Remove references to IPv6
$ grep -v "dns.exe\|v6" netscan.txt
We identify the following connections from local processes to remote hosts;
0x20fc7590 TCPv4 10.42.85.10:62613 18.104.22.168:443 ESTABLISHED 3644 coreupdater.exe
0x60182590 TCPv4 10.42.85.10:62613 22.214.171.124:443 ESTABLISHED 3644 coreupdater.exe
$ whois 126.96.36.199
% Whois data copyright terms http://www.apnic.net/db/dbcopyright.html
% Information related to '188.8.131.52 - 184.108.40.206'
% Abuse contact for '220.127.116.11 - 18.104.22.168' is '[email protected]'
inetnum: 22.214.171.124 - 126.96.36.199
descr: Netway Communication Co.,Ltd.
descr: 72 4th Floor, Telecom Tower, Charoen Krung Road,
descr: Bangrak, Bangkok 10500,Thailand
descr: Tel (662) 639-7700 Fax: (662) 639-7706
status: ALLOCATED PORTABLE
(We can check this IP against our captured PCAP shortly).
Q 2. What’s the Operating System of the Desktop?
For this we'll use Magnet Forensics' AXIOM. We've already created a case and ingested our E01, memory dumps, and PCAP files. For information on how to create a case and add data plesae see Magnet CTF Week 0.
As you can see, AXIOM makes light work of processing images and presenting information in a single pane of glass. On the left hand side under 'Operating System', select 'Operating System Information'. Clearly this has been identified as Windows 10 Enterprise, build 19041. On the right hand side we have a tonne of information which has been extracted from the registry and parsed. If required, we could export a copy of both the SYSTEM and SOFTWARE registry hives to verify and validate the information being presented, however that is outside the scope of this guide.
Q 3. What was the local time of the Server?

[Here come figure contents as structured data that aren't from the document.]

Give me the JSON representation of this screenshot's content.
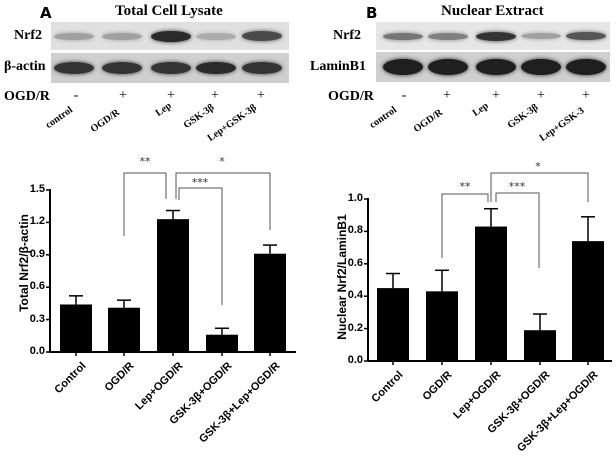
{
  "panels": [
    {
      "letter": "A",
      "blot": {
        "title": "Total Cell Lysate",
        "rows": [
          {
            "label": "Nrf2",
            "band_intensity": [
              0.35,
              0.35,
              0.9,
              0.3,
              0.75
            ]
          },
          {
            "label": "β-actin",
            "band_intensity": [
              0.85,
              0.85,
              0.85,
              0.9,
              0.85
            ]
          }
        ],
        "treatment_label": "OGD/R",
        "treatment_signs": [
          "-",
          "+",
          "+",
          "+",
          "+"
        ],
        "lane_labels": [
          "control",
          "OGD/R",
          "Lep",
          "GSK-3β",
          "Lep+GSK-3β"
        ]
      }
    },
    {
      "letter": "B",
      "blot": {
        "title": "Nuclear Extract",
        "rows": [
          {
            "label": "Nrf2",
            "band_intensity": [
              0.55,
              0.5,
              0.85,
              0.35,
              0.7
            ]
          },
          {
            "label": "LaminB1",
            "band_intensity": [
              0.95,
              0.95,
              0.95,
              0.95,
              0.95
            ]
          }
        ],
        "treatment_label": "OGD/R",
        "treatment_signs": [
          "-",
          "+",
          "+",
          "+",
          "+"
        ],
        "lane_labels": [
          "control",
          "OGD/R",
          "Lep",
          "GSK-3β",
          "Lep+GSK-3"
        ]
      }
    }
  ],
  "chart_data": [
    {
      "type": "bar",
      "panel": "A",
      "title": "",
      "xlabel": "",
      "ylabel": "Total Nrf2/β-actin",
      "categories": [
        "Control",
        "OGD/R",
        "Lep+OGD/R",
        "GSK-3β+OGD/R",
        "GSK-3β+Lep+OGD/R"
      ],
      "values": [
        0.44,
        0.41,
        1.23,
        0.16,
        0.91
      ],
      "errors": [
        0.08,
        0.07,
        0.08,
        0.06,
        0.08
      ],
      "ylim": [
        0.0,
        1.5
      ],
      "yticks": [
        "0.0",
        "0.3",
        "0.6",
        "0.9",
        "1.2",
        "1.5"
      ],
      "bar_color": "#000000",
      "grid": false,
      "legend": null,
      "significance": [
        {
          "from": 1,
          "to": 2,
          "label": "**"
        },
        {
          "from": 2,
          "to": 4,
          "label": "*"
        },
        {
          "from": 2,
          "to": 3,
          "label": "***"
        }
      ]
    },
    {
      "type": "bar",
      "panel": "B",
      "title": "",
      "xlabel": "",
      "ylabel": "Nuclear Nrf2/LaminB1",
      "categories": [
        "Control",
        "OGD/R",
        "Lep+OGD/R",
        "GSK-3β+OGD/R",
        "GSK-3β+Lep+OGD/R"
      ],
      "values": [
        0.45,
        0.43,
        0.83,
        0.19,
        0.74
      ],
      "errors": [
        0.09,
        0.13,
        0.11,
        0.1,
        0.15
      ],
      "ylim": [
        0.0,
        1.0
      ],
      "yticks": [
        "0.0",
        "0.2",
        "0.4",
        "0.6",
        "0.8",
        "1.0"
      ],
      "bar_color": "#000000",
      "grid": false,
      "legend": null,
      "significance": [
        {
          "from": 1,
          "to": 2,
          "label": "**"
        },
        {
          "from": 2,
          "to": 3,
          "label": "***"
        },
        {
          "from": 2,
          "to": 4,
          "label": "*"
        }
      ]
    }
  ]
}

This question itself is a bit ambiguous. Time at the point of the breach? Of the acquisition? At shutdown? For this, we'll look at local time zone information and also the last modified file on the file system (lastalive0.dat).
Back to artefacts. Bottom left hand corner, we can see Timezone Information.
We can see a wealth of information regarding AXIOM's data source. This shows the timezone was UTC -8:00 Pacific Time.